After contacting the appropriate sources at student financial assistance and explaining her case, she received a rejection letter, but even after that, she was still denied funding by the Yamoga Training Committee.

She received a letter from the committee dated Aug. 20, stating: "The committee felt that to go on sponsoring one law student continuously is a substantial amount of money and feel these funds can be spent to send more students out for training or providing a training program here in the district."

Now without SFA funding -- the deadline for applications was July 15 -- or Settlement Corp. money she says she will have to foot most of the $10,000 plus she in expenses this year herself.

She says while an undergraduate student, she was able to pay the bills, but now that she is in considerably more expensive law classes, she will have difficulty making ends meet.

Tom Forbes, who sat on the committee that rejected her application, says much of Duncan's problems were brought on by herself.

"Generally, they (students) go to SFA, as a last resort they go to us," says Forbes. "There's lots of options and she hasn't explored them. That's what we advised her last year."

He also said that the committee's say is not final, and she can appeal their decision with the Settlement Corp. if she likes.
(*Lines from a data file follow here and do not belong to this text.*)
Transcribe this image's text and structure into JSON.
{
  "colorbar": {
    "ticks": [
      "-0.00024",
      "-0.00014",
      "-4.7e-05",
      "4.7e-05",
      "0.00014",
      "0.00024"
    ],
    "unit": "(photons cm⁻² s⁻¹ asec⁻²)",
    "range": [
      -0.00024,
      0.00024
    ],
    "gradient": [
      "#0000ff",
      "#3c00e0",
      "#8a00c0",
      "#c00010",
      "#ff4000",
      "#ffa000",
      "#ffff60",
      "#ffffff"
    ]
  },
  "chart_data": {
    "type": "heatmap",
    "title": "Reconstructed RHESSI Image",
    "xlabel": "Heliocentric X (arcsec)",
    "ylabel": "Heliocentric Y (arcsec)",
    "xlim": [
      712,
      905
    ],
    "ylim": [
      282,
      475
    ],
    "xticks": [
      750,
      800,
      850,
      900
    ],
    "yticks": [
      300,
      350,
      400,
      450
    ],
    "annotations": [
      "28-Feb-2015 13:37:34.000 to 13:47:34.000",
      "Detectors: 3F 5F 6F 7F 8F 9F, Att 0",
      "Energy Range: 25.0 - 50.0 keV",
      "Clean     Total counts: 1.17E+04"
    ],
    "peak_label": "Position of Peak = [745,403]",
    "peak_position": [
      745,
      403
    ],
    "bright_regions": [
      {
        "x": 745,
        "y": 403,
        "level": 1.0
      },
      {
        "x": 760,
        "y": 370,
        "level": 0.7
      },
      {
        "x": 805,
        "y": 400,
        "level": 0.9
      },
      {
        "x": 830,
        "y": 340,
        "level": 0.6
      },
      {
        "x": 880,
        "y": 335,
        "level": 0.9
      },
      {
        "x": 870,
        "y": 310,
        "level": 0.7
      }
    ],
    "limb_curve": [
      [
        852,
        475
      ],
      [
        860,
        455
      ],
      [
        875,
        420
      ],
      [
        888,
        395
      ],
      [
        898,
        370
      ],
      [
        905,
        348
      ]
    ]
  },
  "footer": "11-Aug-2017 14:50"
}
For her part, Duncan says she has no plans to appeal, but she will write the Settlement Corp. a letter outlining her concerns.

Even though she is entitled to GNWT Student Financial Assistance, Duncan says she never claimed it on principle -- that she would rather claim funding tied to the 1993 Sahtu land claim settlement than revenue collected by the GNWT.

"This [Sahtu Secretariat Incorporated] is a land claims organization and I'm a beneficiary," says Duncan. "It's partly mine so why not access that. Education is supposed to be important in the Sahtu."